In recent years, myocardial infarction (MI) has posed a threat to human health, leading to higher rates of mortality and morbidity. According to the latest “world health organization” data, published in May 2014, heart disease deaths in Iran reached 29% of total deaths [1]. Among different biomarkers, cardiac Troponin I (cTnI) shows the highest specifity with the lowest amount in healthy people. Following myocardial damage Troponin complex is broken up, releasing into the blood stream.
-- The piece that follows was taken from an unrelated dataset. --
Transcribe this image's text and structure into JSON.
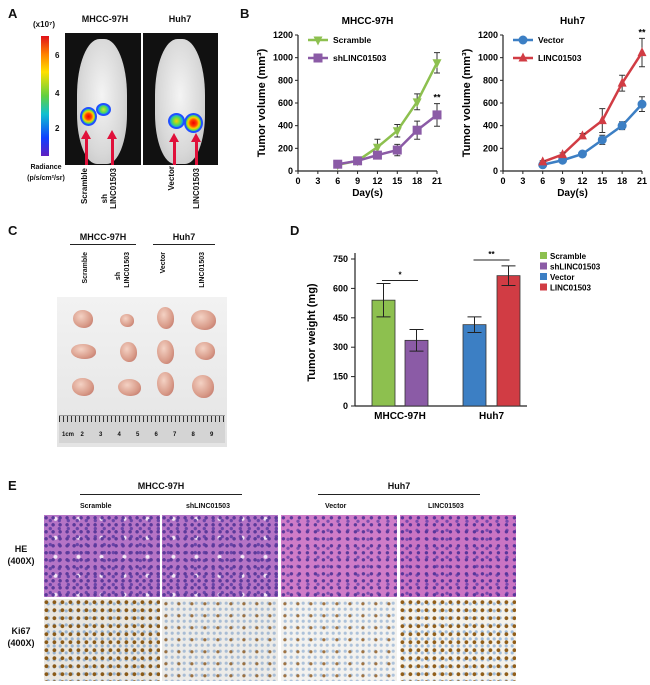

After 4-8 hours, cTnI increases from 0.1 ng/ml to a detectable range as high as 100 ng/ml and remains elevated for 4-10 days after the onset of MI. Therefore, the awareness of the concentration of this biomarker, considered as “gold standard”, gives the healthcare team to make vital decision in order to prescribe the right medicine in right time [2]. Meanwhile, a method capable of evaluation the amount of this biomarker with very fast response and acceptable analytical criteria plays a significant role. In this regards, electrochemical biosensors such as aptasensors are important in early diagnosis of MI where time-consuming and expensive laboratory tests are replaced with a range of point of care, low cost and friendly used devices [3]. Aptamers with the specific target binding are a powerful alternative for antibodies which have opened new horizons to achieve such desirable sensors [4]. The present study tries to introduce a label free single-step detection of cTnI in human blood serum. The thiolated aptamer has been immobilized on surface of screen printed gold electrode. The impedance spectroscopy and differential pulse voltammetry have been applied to monitor the attachment of cTnI with aptamer and record the analytical signal. The aptasensor works on signal-off mode which decreases the electrochemical signal of redox probe due to the capture of cTnI by an aptamer (Figure 1). The sensor shows the favorable correlation between the concentration of cTnI and analytical signal which has been led to the promising detection limit. It 317 is anticipated that the high selective aptasensor for cTnI and enormous potential of massproduction could be readily applicable for the accurate early diagnosis of MI.